En sixième lieu, aux termes de l’article 4 de la charte des droits fondamentaux de l’Union : « Nul ne peut être soumis à la torture, ni à des peines ou traitements inhumains ou dégradants. »
Ainsi qu’il a été dit au point 11, M. D… C… n’établit pas que son fils A… ne pourrait pas effectivement bénéficier d’un traitement approprié dans son pays d’origine. Par ailleurs, il n’apporte aucun élément de nature à démontrer qu’il risquerait de subir des traitements inhumains ou dégradants ou qui porteraient atteinte à sa vie lors en cas de retour en République démocratique du Congo ou dans tout pays où il sera légalement admissible. Par suite, en tout état de cause, le moyen tiré de la méconnaissance de l’article 4 précité doit être écarté.
En huitième lieu, aux termes de l’article 7 de la Charte des droits fondamentaux de l’Union européenne : « Toute personne a droit au respect de sa vie privée et familiale, de son domicile et de ses communications »

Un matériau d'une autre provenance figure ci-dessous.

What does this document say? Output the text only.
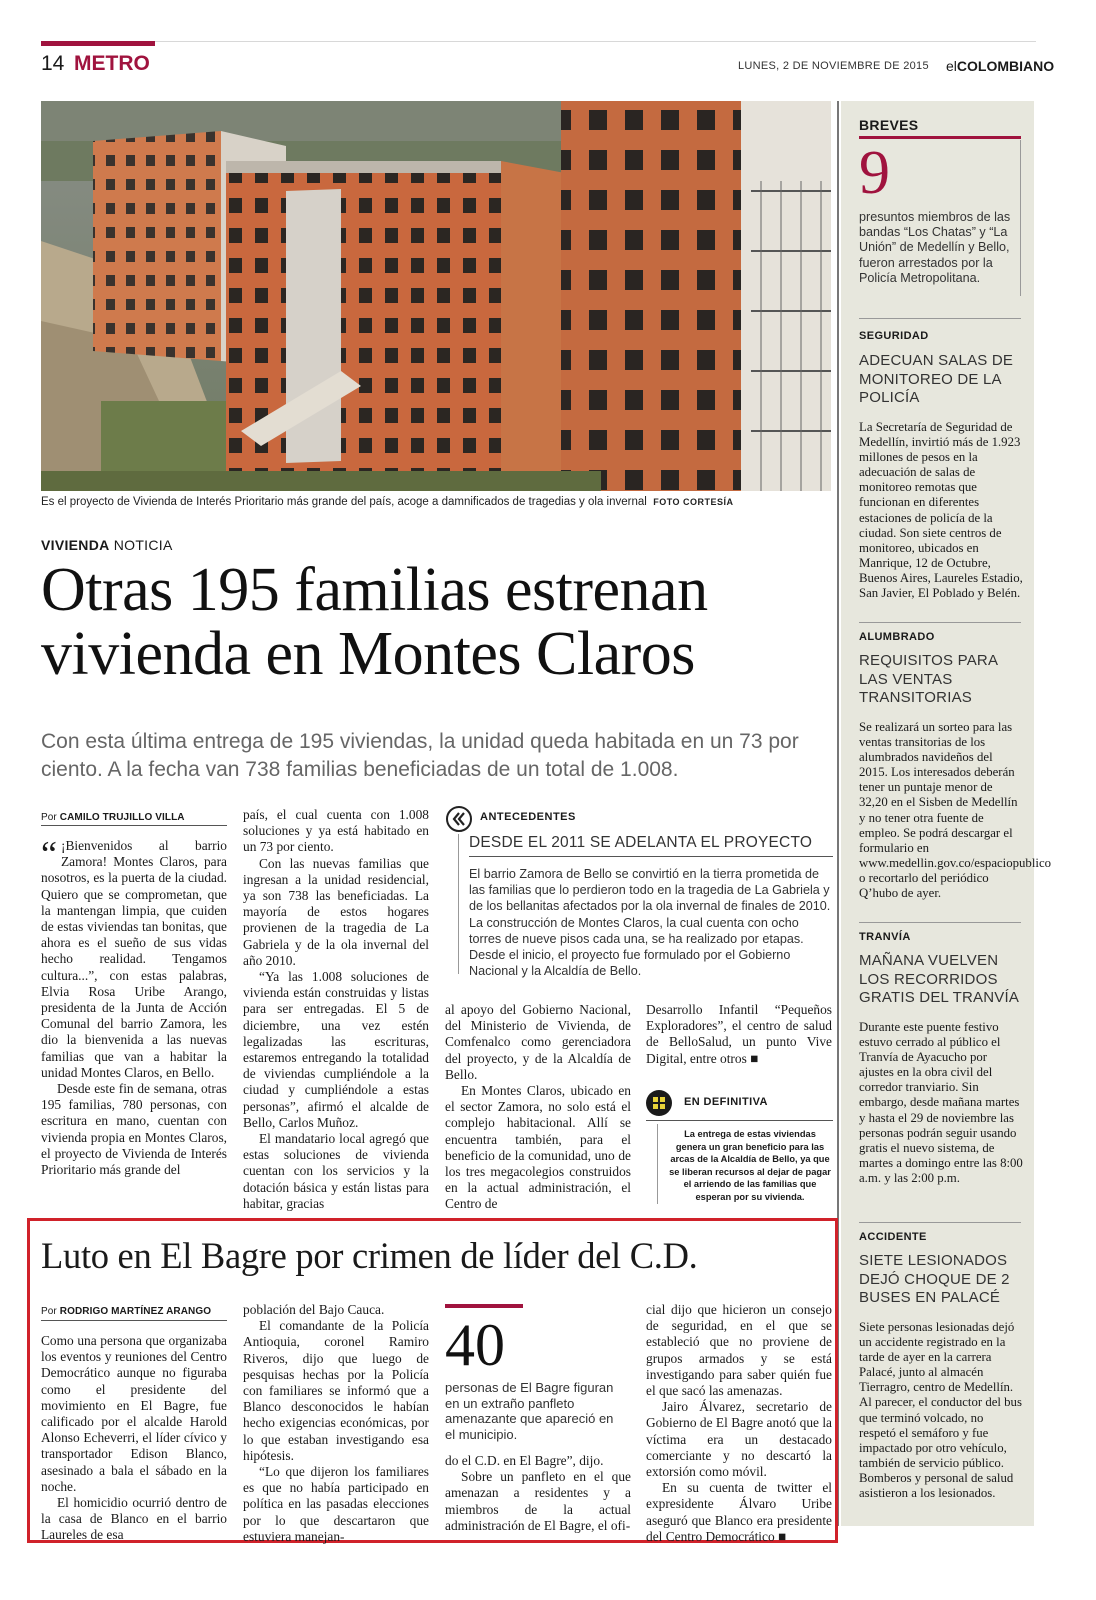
14 METRO	LUNES, 2 DE NOVIEMBRE DE 2015 elCOLOMBIANO
Es el proyecto de Vivienda de Interés Prioritario más grande del país, acoge a damnificados de tragedias y ola invernal FOTO CORTESÍA
VIVIENDA NOTICIA
Otras 195 familias estrenan
vivienda en Montes Claros
Con esta última entrega de 195 viviendas, la unidad queda habitada en un 73 por ciento. A la fecha van 738 familias beneficiadas de un total de 1.008.
Por CAMILO TRUJILLO VILLA

“ ¡Bienvenidos al barrio Zamora! Montes Claros, para nosotros, es la puerta de la ciudad. Quiero que se comprometan, que la mantengan limpia, que cuiden de estas viviendas tan bonitas, que ahora es el sueño de sus vidas hecho realidad. Tengamos cultura...”, con estas palabras, Elvia Rosa Uribe Arango, presidenta de la Junta de Acción Comunal del barrio Zamora, les dio la bienvenida a las nuevas familias que van a habitar la unidad Montes Claros, en Bello.

Desde este fin de semana, otras 195 familias, 780 personas, con escritura en mano, cuentan con vivienda propia en Montes Claros, el proyecto de Vivienda de Interés Prioritario más grande del

país, el cual cuenta con 1.008 soluciones y ya está habitado en un 73 por ciento.

Con las nuevas familias que ingresan a la unidad residencial, ya son 738 las beneficiadas. La mayoría de estos hogares provienen de la tragedia de La Gabriela y de la ola invernal del año 2010.

“Ya las 1.008 soluciones de vivienda están construidas y listas para ser entregadas. El 5 de diciembre, una vez estén legalizadas las escrituras, estaremos entregando la totalidad de viviendas cumpliéndole a la ciudad y cumpliéndole a estas personas”, afirmó el alcalde de Bello, Carlos Muñoz.

El mandatario local agregó que estas soluciones de vivienda cuentan con los servicios y la dotación básica y están listas para habitar, gracias

al apoyo del Gobierno Nacional, del Ministerio de Vivienda, de Comfenalco como gerenciadora del proyecto, y de la Alcaldía de Bello.

En Montes Claros, ubicado en el sector Zamora, no solo está el complejo habitacional. Allí se encuentra también, para el beneficio de la comunidad, uno de los tres megacolegios construidos en la actual administración, el Centro de

Desarrollo Infantil “Pequeños Exploradores”, el centro de salud de BelloSalud, un punto Vive Digital, entre otros ■

ANTECEDENTES
DESDE EL 2011 SE ADELANTA EL PROYECTO
El barrio Zamora de Bello se convirtió en la tierra prometida de las familias que lo perdieron todo en la tragedia de La Gabriela y de los bellanitas afectados por la ola invernal de finales de 2010. La construcción de Montes Claros, la cual cuenta con ocho torres de nueve pisos cada una, se ha realizado por etapas. Desde el inicio, el proyecto fue formulado por el Gobierno Nacional y la Alcaldía de Bello.
EN DEFINITIVA
La entrega de estas viviendas genera un gran beneficio para las arcas de la Alcaldía de Bello, ya que se liberan recursos al dejar de pagar el arriendo de las familias que esperan por su vivienda.
BREVES
9
presuntos miembros de las bandas “Los Chatas” y “La Unión” de Medellín y Bello, fueron arrestados por la Policía Metropolitana.
SEGURIDAD
ADECUAN SALAS DE MONITOREO DE LA POLICÍA
La Secretaría de Seguridad de Medellín, invirtió más de 1.923 millones de pesos en la adecuación de salas de monitoreo remotas que funcionan en diferentes estaciones de policía de la ciudad. Son siete centros de monitoreo, ubicados en Manrique, 12 de Octubre, Buenos Aires, Laureles Estadio, San Javier, El Poblado y Belén.
ALUMBRADO
REQUISITOS PARA LAS VENTAS TRANSITORIAS
Se realizará un sorteo para las ventas transitorias de los alumbrados navideños del 2015. Los interesados deberán tener un puntaje menor de 32,20 en el Sisben de Medellín y no tener otra fuente de empleo. Se podrá descargar el formulario en www.medellin.gov.co/espaciopublico o recortarlo del periódico Q’hubo de ayer.
TRANVÍA
MAÑANA VUELVEN LOS RECORRIDOS GRATIS DEL TRANVÍA
Durante este puente festivo estuvo cerrado al público el Tranvía de Ayacucho por ajustes en la obra civil del corredor tranviario. Sin embargo, desde mañana martes y hasta el 29 de noviembre las personas podrán seguir usando gratis el nuevo sistema, de martes a domingo entre las 8:00 a.m. y las 2:00 p.m.
ACCIDENTE
SIETE LESIONADOS DEJÓ CHOQUE DE 2 BUSES EN PALACÉ
Siete personas lesionadas dejó un accidente registrado en la tarde de ayer en la carrera Palacé, junto al almacén Tierragro, centro de Medellín. Al parecer, el conductor del bus que terminó volcado, no respetó el semáforo y fue impactado por otro vehículo, también de servicio público. Bomberos y personal de salud asistieron a los lesionados.
Luto en El Bagre por crimen de líder del C.D.
Por RODRIGO MARTÍNEZ ARANGO

Como una persona que organizaba los eventos y reuniones del Centro Democrático aunque no figuraba como el presidente del movimiento en El Bagre, fue calificado por el alcalde Harold Alonso Echeverri, el líder cívico y transportador Edison Blanco, asesinado a bala el sábado en la noche.

El homicidio ocurrió dentro de la casa de Blanco en el barrio Laureles de esa

población del Bajo Cauca.

El comandante de la Policía Antioquia, coronel Ramiro Riveros, dijo que luego de pesquisas hechas por la Policía con familiares se informó que a Blanco desconocidos le habían hecho exigencias económicas, por lo que estaban investigando esa hipótesis.

“Lo que dijeron los familiares es que no había participado en política en las pasadas elecciones por lo que descartaron que estuviera manejan-

40
personas de El Bagre figuran en un extraño panfleto amenazante que apareció en el municipio.

do el C.D. en El Bagre”, dijo.

Sobre un panfleto en el que amenazan a residentes y a miembros de la actual administración de El Bagre, el ofi-

cial dijo que hicieron un consejo de seguridad, en el que se estableció que no proviene de grupos armados y se está investigando para saber quién fue el que sacó las amenazas.

Jairo Álvarez, secretario de Gobierno de El Bagre anotó que la víctima era un destacado comerciante y no descartó la extorsión como móvil.

En su cuenta de twitter el expresidente Álvaro Uribe aseguró que Blanco era presidente del Centro Democrático ■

Pour les mêmes motifs que ceux exposés aux points 11, 12 et 13 du présent jugement, le moyen tiré de la méconnaissance de l’article 7 de la Charte des droits fondamentaux de l’Union européenne doit être écarté.
En ce qui concerne la décision fixant le délai de départ volontaire :
Pour les mêmes motifs exposés aux points 11, 12 et 13, le moyen tiré de ce que le préfet de police de Paris aurait entaché sa décision fixant le pays de départ volontaire d’une erreur manifeste dans l’appréciation des conséquences de la décision attaquée sur sa situation personnelle doit être écarté.
Il résulte de tout ce qui précède que les conclusions aux fins d’annulation de la requête de M. D… C… doivent être rejetées ainsi que, par voie de conséquence, celles aux fins d’injonction sous astreinte et celles présentées au titre des articles L. 761-1 du code de justice administrative et 37 de la loi du 10 juillet 1991.
D E C I D E:
Article 1 : La requête de M. D… C… est rejetée.
Article 2 : Le présent jugement sera notifié à M. B… D… C…, à Me Mériau et au préfet de police de Paris.
Délibéré après l’audience du 16 septembre 2025, à laquelle siégeaient :
Mme Le Roux, présidente ;
M. Mauget, premier conseiller ;
Mme Alidière, première conseillère.
Rendu public par mise à disposition au greffe le 30 septembre 2025.
La présidente-rapporteure,
M.-O. LE ROUX
L’assesseur le plus ancien,
F. MAUGET
La greffière,
V. FLUET
La République mande et ordonne au préfet de police de Paris en ce qui le concerne ou à tous commissaires de justice à ce requis en ce qui concerne les voies de droit commun contre les parties privées, de pourvoir à l’exécution du présent jugement.